Los residentes también temen riesgos para la salud transmitidos por el aire. Holcomb describió cómo su sobrina y sus sobrinos, que viven a solo unas pocas millas del sitio propuesto, son particularmente vulnerables.

Las enfermedades transmitidas por el aire pueden viajar hasta seis millas”, dijo, citando investigaciones presentadas por el Flint Riverkeeper. “A mi sobrino lo han trasladado en helicóptero médico varias veces, al menos dos veces en los últimos tres años… por sus convulsiones y por no poder respirar. Para mí, eso es un problema enorme”.

Otros vecinos han expresado preocupación por residentes con sistemas inmunitarios más débiles. Por ejemplo, la operación propuesta estaría a unos 2,600 pies de una persona con una enfermedad respiratoria, según un residente. La operación se construiría directamente junto a dos casas móviles que se encuentran a solo 592 y 1,066 pies de los edificios propuestos, aunque los permisos para estas viviendas se han retrasado.

Los residentes dicen que el condado ha ignorado en gran medida estas preocupaciones. Han presentado solicitudes de registros públicos, peticiones con más de 300 firmas y han elaborado una respuesta ciudadana de 63 páginas que detalla los posibles impactos en la salud humana, los humedales y las vías fluviales. Otras preocupaciones incluyen el temor a la gripe aviar y la disminución del valor de las propiedades.

“Se siente como si casi estuviera luchando contra mi propio condado”, afirma Reese Grimsley. “Pero mi condado debería estar más preocupado por nuestra tierra y nuestra agua, y siento que no lo está”.

¿Qué sigue para el condado de Seminole?

Los residentes locales continúan asistiendo a reuniones y colaborando con grupos de defensa. Esperan que la victoria del condado de Coffee demuestre que las campañas de base pueden tener éxito. Al igual que sus vecinos del este, algunos en el condado de Seminole se están preparando para llevar la lucha más lejos, posiblemente mediante una demanda, incluida una reclamación anticipada por molestias, para impedir la operación avícola antes de que pueda afectar a la comunidad.

Los residentes afirman que su oposición no es a las granjas de pollos en general, sino a la ubicación de esta operación. Como señalan Reese Grimsley y Holcomb, el terreno se encuentra sobre un acuífero vulnerable y cerca de Spring Creek, un lugar recreativo popular que desemboca en el lago Seminole. “Si no protegemos nuestros recursos naturales —nuestra agua, nuestro aire, nuestro medioambiente—, si no los protegemos ahora, nuestros hijos no van a crecer como crecimos nosotros”, dice Reese Grimsley. “Va a desaparecer”.

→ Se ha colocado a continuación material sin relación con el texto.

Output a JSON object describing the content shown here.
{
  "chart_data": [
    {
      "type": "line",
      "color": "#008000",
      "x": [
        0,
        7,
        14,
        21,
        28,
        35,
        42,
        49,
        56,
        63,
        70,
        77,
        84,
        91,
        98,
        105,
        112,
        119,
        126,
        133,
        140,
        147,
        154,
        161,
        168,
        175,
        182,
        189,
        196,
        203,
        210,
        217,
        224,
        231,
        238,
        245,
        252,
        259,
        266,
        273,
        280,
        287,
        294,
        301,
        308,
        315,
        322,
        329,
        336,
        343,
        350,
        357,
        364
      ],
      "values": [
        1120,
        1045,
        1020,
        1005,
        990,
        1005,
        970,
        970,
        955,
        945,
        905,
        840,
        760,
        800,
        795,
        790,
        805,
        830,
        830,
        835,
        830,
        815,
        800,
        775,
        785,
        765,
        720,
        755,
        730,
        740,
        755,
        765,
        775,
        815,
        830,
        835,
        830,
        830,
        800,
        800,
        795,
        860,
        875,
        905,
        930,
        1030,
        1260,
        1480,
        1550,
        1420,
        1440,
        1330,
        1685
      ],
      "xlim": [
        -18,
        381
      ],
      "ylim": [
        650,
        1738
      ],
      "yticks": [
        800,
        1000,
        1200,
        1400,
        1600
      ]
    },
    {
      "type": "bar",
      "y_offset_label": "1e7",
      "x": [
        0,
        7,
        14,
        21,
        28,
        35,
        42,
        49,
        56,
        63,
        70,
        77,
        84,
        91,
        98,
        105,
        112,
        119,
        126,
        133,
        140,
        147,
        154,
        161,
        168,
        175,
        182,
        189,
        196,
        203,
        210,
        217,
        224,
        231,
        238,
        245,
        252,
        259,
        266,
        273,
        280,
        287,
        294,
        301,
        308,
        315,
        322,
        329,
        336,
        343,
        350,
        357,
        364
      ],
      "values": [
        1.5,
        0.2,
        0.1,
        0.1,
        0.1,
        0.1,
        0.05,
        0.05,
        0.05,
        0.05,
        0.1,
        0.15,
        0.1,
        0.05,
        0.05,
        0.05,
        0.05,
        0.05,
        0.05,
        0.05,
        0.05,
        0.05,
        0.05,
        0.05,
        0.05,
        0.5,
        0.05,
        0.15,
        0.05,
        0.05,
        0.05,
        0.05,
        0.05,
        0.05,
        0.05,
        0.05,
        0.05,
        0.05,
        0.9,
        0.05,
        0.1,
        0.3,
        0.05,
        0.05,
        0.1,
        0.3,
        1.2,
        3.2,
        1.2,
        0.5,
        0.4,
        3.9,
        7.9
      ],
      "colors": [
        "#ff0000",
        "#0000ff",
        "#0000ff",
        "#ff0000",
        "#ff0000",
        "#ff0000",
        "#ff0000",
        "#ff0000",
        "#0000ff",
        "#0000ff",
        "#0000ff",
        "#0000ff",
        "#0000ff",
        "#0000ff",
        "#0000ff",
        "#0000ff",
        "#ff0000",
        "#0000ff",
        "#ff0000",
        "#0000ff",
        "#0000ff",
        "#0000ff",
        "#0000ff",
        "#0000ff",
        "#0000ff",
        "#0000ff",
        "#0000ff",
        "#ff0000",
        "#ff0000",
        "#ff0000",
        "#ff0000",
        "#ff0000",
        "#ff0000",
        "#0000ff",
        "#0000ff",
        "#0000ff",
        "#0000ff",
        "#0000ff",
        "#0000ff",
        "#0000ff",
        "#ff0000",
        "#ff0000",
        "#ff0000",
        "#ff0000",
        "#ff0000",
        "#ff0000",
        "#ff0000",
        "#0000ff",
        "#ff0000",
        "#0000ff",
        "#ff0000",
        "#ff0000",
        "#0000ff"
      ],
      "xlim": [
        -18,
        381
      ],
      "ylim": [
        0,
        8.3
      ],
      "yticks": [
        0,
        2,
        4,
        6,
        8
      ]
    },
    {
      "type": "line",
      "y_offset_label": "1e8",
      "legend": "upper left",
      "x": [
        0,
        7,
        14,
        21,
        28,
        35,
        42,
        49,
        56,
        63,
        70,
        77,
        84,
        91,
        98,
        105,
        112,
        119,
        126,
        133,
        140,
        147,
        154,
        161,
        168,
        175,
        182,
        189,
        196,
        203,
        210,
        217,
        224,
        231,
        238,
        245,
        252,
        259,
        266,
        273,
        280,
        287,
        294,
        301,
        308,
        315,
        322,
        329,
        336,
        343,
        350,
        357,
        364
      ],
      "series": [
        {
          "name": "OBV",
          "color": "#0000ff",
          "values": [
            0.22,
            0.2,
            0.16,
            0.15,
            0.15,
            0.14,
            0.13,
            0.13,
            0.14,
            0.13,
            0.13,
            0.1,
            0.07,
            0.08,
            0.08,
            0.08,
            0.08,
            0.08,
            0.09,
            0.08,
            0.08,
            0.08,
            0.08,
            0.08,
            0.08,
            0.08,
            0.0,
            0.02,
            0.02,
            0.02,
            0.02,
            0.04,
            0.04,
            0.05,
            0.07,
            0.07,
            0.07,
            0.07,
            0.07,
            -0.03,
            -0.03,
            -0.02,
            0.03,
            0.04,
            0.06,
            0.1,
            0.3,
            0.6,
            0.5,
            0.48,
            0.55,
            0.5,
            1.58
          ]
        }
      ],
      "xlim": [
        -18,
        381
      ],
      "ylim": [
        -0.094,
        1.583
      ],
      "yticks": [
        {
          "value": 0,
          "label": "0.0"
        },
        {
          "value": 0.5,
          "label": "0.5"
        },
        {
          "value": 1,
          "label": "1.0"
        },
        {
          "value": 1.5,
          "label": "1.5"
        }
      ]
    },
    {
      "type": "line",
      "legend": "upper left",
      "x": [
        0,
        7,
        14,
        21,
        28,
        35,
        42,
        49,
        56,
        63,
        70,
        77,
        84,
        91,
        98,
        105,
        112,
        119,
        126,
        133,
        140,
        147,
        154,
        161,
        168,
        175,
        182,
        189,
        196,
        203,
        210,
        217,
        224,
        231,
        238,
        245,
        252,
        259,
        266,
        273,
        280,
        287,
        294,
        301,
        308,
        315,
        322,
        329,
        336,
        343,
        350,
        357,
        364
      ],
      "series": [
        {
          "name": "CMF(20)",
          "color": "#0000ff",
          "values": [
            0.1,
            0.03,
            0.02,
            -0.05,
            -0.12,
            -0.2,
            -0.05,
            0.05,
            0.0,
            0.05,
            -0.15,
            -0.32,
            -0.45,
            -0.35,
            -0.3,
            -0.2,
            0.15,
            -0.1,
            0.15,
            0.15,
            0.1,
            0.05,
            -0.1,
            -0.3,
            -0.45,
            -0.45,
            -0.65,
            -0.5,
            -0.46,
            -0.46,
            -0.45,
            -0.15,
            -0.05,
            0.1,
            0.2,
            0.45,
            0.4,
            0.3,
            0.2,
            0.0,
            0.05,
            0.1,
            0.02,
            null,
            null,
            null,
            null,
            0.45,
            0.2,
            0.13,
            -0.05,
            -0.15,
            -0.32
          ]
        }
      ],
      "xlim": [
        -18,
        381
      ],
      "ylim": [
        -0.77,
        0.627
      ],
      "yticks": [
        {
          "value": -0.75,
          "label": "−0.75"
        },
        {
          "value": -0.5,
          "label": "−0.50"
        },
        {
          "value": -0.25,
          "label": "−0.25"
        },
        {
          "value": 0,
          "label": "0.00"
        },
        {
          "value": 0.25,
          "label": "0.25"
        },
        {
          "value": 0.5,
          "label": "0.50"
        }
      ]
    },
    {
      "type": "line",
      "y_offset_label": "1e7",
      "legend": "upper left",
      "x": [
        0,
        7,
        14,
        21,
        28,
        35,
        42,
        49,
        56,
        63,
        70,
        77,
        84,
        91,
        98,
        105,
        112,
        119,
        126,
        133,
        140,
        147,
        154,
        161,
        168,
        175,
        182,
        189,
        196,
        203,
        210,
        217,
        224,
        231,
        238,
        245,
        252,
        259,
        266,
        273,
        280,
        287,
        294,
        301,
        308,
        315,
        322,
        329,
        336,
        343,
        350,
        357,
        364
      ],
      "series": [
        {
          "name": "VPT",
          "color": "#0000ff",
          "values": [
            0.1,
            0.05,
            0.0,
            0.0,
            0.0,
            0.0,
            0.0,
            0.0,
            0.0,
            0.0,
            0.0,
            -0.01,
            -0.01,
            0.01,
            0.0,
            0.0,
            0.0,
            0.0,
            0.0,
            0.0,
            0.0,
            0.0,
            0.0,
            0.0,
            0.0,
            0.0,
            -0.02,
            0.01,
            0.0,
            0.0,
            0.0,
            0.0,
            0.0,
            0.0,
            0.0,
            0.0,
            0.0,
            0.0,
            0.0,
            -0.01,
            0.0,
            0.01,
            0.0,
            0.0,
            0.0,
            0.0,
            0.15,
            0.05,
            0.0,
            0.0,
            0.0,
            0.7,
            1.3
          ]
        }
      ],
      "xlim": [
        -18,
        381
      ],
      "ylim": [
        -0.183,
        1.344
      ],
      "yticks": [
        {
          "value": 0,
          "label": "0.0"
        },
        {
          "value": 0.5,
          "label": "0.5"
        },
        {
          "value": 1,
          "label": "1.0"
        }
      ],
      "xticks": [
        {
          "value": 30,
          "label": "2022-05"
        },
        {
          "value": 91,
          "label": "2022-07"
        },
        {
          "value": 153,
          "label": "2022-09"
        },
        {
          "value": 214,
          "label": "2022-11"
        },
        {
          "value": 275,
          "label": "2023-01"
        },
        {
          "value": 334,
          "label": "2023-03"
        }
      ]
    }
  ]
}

El 11 de noviembre, la junta de comisionados del condado celebró una reunión ordinaria en la que debatió la solicitud de permiso de la operación avícola.

En su carta posterior a la empresa avícola, afirmaron que “tras revisar preguntas creíbles e información no confirmada, y debido a la ubicación en esta área en particular, está sujeta a impactar negativamente a las propiedades colindantes”. Y que “la Junta no puede confirmar que esto no será un problema existente en este momento, por lo que no aprobaremos el permiso”.

Aunque el permiso fue denegado, los residentes anticipan que quienes respaldan la nueva operación avícola en la zona no se verán disuadidos por la negativa.